The old people from the Pricklebush who had been picked up by Truthful, and forced to attend this meeting, were not very happy at all with this talk about the cemetery. They spat on the ground at each piece of tripe, while Uptown moved sideways in perpetual motion. It was they who saw all the dead people walking off into the afterlife. What Uptown liked to call tritaroon, quadroon, octaroon, full blood, or if speaking about themselves, friends and neighbours. Or, else, those broken parts, looking like a far cry from God’s image of a quintessential man. Imagine that. A bizarre soul hovering forever over the district, searching with the eye of an eagle into the guts of an albatross for the rest of their parts. They knew throwing stones dipped in holy water never worked miracles. Or, leaving the gizzards of a cow on the spot
of the fallen. Or, throwing into the ocean, a pot of stale urine taken on the night of a full moon six months previously by a sober person from an intoxicated person. Nor any other chic, New-Age spells that people tried, to cast away the evil from invading their homes. If you were dead and still hanging around searching for parts of your body, your soul might choose a better home than the miserable one you had before.
Such was the wisdom of the elders. They said it was to be expected that people who believed only those who helped themselves got along in life, would resort to magic even in this day and age, although they never expected the Uptown mob would own up and say they were involved in it. These were serious-minded people who had escaped wars and famine from all over the world. This was why the elders were quiet at the meeting about Gordie. Anything could happen. Who knows, they whispered, what ideas Uptown would put into their heads from losing their Gordie. ‘Remember! Who bloody knows what kind of traditions people have, who say they came from nowhere and don’t believe in their own God anymore.’

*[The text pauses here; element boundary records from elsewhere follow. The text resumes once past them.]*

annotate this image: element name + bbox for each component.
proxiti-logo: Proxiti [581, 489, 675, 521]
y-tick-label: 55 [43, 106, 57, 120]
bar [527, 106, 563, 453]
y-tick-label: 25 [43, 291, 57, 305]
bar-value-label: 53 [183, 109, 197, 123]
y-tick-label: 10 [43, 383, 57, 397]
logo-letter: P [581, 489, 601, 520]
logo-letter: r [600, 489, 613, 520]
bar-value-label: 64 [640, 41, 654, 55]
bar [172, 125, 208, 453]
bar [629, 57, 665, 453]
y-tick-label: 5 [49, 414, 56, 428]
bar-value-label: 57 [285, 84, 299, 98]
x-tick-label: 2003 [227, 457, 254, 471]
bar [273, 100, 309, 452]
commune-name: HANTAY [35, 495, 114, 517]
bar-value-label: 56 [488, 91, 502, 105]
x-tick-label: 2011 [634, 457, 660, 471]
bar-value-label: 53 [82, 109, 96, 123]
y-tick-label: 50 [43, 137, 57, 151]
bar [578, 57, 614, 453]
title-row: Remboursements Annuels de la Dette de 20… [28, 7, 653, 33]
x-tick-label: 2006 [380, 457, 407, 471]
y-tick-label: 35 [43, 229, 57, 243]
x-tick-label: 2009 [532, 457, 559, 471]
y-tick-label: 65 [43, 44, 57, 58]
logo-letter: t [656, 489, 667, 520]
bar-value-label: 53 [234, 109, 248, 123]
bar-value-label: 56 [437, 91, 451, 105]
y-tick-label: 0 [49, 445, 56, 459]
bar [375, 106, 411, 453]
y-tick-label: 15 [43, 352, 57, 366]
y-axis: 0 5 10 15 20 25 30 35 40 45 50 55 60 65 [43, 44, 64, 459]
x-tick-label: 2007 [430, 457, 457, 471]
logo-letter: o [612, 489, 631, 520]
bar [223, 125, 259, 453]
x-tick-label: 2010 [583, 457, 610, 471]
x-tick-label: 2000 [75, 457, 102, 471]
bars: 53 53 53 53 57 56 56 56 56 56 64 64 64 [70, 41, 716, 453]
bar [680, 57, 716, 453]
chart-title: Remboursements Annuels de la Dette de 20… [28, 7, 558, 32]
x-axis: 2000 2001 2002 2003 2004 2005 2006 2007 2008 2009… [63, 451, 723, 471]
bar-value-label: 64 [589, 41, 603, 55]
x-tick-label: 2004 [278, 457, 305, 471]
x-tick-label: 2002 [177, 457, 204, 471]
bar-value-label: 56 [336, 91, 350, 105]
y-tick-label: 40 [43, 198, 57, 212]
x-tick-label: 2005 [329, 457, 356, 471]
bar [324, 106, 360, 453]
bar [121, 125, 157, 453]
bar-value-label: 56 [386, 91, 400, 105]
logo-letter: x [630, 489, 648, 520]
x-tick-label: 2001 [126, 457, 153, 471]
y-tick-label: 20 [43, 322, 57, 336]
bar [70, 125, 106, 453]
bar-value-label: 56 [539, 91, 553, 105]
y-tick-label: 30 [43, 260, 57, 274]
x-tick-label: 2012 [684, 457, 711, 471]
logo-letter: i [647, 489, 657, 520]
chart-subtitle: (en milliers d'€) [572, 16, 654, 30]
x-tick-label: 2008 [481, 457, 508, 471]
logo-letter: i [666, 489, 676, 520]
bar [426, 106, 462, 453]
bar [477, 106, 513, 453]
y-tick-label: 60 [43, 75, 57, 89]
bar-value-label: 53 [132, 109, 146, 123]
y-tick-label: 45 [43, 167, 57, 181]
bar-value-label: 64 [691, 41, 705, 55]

Sometimes people like Norm Phantom called the community disarray of Uptown the net of irrelevance. It did not take much for ordinary Pricklebush residents, family people, to see what the elders were able to see all along. Deaths like Gordie’s gave the townsfolk the heebie-jeebies. They became hooked into a subconscious mind which was used to seeing things, particularly in those typical red-tinged cloud-covered skies of the Gulf, the narwhal-coloured disembowelled spectre of the supernatural. Half the town claimed, on the gospel truth, they owned extraordinary gifts of perception enabling them to see ghosts, as though it was like the purchase of a new car.